Dad crossed over to sit beside mom with a nod, "that's a brilliant idea! Which story should I tell this time?" and we spent the rest of the day curled on the couch together as my father told funny stories of his childhood and I giggled and smiled throughout all of them until I fell asleep.

While my relationship with my parents had improved and I was no longer depressed, it didn't change the fact that I was still a baby. I'd been a twenty year old woman when I'd died, I was used to being able to do what I wanted, when I wanted to. Now that I was a baby again there were far more things I simply couldn't do, and wasn't allowed to do, compared with what I was used to. To put it simply, it was completely maddening. I felt like a prisoner within my own body. Every time I tried to move, my limbs would fly through the air in wild, jerky, swings. I had absolutely no control or precision with my movements, not to mention the fact that I had next to no muscle tone so every movement took monumentally more effort to perform. Because I couldn't move I was subject to long periods of boredom, interspersed with naps and playing with my parents. Due to my age I spent a good portion of my time sleeping, but I was well aware that as I got older I would stay awake longer, which meant more time of just lying in my crib, bored out of my mind.

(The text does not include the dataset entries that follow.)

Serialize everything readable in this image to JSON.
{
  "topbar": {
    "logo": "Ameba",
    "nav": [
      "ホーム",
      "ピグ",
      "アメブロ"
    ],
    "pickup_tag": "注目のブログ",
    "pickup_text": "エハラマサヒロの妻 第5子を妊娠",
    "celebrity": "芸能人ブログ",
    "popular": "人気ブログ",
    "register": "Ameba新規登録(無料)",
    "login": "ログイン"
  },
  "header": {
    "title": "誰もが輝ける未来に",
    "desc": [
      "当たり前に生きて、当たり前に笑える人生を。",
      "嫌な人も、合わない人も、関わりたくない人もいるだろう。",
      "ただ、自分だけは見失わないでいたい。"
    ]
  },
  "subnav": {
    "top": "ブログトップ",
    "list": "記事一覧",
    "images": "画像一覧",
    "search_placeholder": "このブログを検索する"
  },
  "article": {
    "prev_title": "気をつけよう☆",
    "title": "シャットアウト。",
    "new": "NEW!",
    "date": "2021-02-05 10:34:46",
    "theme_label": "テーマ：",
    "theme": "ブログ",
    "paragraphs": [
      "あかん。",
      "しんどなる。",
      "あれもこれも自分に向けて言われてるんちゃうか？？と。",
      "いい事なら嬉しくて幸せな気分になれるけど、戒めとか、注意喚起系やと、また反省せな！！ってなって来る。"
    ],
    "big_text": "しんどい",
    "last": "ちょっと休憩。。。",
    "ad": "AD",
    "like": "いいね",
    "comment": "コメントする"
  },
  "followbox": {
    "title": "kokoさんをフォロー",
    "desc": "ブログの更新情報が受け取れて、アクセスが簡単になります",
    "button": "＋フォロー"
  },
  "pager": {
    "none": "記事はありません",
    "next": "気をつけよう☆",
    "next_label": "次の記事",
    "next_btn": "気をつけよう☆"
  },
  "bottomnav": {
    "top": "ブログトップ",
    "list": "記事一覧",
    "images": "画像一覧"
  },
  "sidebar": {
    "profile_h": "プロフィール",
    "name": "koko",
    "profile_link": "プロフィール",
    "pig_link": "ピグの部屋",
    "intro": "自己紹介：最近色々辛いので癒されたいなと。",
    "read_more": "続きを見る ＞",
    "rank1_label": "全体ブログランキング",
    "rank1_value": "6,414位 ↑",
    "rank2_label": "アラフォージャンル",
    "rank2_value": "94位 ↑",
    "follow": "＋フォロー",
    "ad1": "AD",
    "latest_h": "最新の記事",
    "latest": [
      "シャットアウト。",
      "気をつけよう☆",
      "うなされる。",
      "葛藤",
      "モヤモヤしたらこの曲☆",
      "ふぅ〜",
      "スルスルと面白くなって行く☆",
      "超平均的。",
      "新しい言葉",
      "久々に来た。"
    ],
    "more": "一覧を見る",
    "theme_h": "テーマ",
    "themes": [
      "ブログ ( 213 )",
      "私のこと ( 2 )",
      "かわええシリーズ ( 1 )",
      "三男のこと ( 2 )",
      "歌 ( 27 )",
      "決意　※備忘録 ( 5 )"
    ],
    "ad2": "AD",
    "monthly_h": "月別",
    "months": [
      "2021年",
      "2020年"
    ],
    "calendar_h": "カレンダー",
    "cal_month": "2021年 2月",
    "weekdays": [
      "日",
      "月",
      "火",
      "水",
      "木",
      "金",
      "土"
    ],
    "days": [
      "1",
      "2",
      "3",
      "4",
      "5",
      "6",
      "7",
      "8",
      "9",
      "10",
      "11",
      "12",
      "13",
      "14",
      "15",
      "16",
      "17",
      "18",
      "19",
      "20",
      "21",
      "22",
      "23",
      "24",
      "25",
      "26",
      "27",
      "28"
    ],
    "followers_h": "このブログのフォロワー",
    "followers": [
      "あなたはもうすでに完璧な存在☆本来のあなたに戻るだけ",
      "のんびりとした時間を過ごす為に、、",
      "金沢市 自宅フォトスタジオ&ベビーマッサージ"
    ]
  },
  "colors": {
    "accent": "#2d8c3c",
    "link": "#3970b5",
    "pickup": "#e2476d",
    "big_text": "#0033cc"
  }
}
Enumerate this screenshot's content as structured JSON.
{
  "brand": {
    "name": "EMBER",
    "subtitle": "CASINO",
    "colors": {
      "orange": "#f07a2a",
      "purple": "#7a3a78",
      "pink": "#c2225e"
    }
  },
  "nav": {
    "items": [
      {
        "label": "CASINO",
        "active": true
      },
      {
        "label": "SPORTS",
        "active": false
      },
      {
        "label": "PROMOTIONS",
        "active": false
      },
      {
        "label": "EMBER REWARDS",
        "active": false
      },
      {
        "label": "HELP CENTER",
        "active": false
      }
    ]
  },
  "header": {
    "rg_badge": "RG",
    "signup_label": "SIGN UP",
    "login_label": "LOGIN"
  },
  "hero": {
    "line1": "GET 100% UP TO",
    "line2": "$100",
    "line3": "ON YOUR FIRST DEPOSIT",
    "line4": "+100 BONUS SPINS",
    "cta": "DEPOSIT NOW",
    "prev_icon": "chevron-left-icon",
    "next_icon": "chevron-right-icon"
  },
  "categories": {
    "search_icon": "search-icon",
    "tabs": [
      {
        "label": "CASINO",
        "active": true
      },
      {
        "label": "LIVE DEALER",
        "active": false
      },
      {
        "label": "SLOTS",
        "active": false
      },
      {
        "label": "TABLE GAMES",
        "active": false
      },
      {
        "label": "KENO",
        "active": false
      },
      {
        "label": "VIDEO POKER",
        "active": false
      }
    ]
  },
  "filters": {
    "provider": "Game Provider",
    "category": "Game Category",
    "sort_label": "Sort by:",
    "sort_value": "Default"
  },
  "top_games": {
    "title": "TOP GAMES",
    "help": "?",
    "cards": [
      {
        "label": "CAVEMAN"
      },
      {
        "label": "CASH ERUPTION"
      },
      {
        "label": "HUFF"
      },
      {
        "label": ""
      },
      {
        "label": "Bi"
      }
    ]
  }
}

It should be no surprise then, that I decided that I needed to regain my mobility as quickly as physically possible. I was originally hesitant about doing this, because wouldn't I -as a baby with the determination of a supremely bored adult- very quickly surpass all the expected milestones? I didn't want to make my parents scared of me, or unsettle the staff, by maturing much too quickly. But I was so bored, so frustrated with my lack of mobility, that I snapped and decided that it was more important that I could move, than how my parents might react. A large part of what fueled this decision was my supreme discomfort at the fact that I wasn't potty trained. Diapers are super convenient when your baby is a normal baby that doesn't know how to hold their bladder, or that they need to go in the toilet. But they are the worst things ever when you have the mentality of an adult but the physicality of a baby. If I could physically drag myself to the bathroom I would never use a diaper ever again. So I began working out, well as much as a baby can work out anyway.

I opened and closed my fists repeatedly in order to strengthen the tendons and ligaments in my wrists. I would wiggle my fingers, trying to get the fingers to move independently and not just spread slightly. I would roll my wrists and ankles so that I could move my arms and legs more precisely. I also did larger movements like turning and lifting my head, raising and lowering my legs and arms, and tensing my abdominal muscles (because sitting up was far beyond me at this point in time). Each of these exercises were incredibly draining on my little body so I wound up sleeping a lot. My parents found my exercises adorable, and they would let me squeeze their fingers repeatedly, or as hard as I could for as long as I could. It made me incredibly grateful that my parents had obviously never spent any time around real babies or they would notice that all of my movements were far too deliberate for any normal child.

Emboldened by their oblivious approval of my exercises, I began to do more in their presence. I would no longer stop what I was doing as soon as they walked into the room, instead continuing to work out until they did something to gather my attention, like calling my name, talking to me, or picking me up. They even wound up inventing new exercises for me by coaching me through a movement a few times and expecting me to continue doing it after they stopped. It was certainly an unusual way of playing, but we enjoyed it.

Of course we also played more ordinary games, like peekaboo and tickle monster, they would read and sing to me, gently bounce me up and down, and chat with each other (and pretend to hold conversations with me) while curled up on the couch or in bed. As a result my days as a baby passed by in a blur of exercise, sleep, and playing with my parents.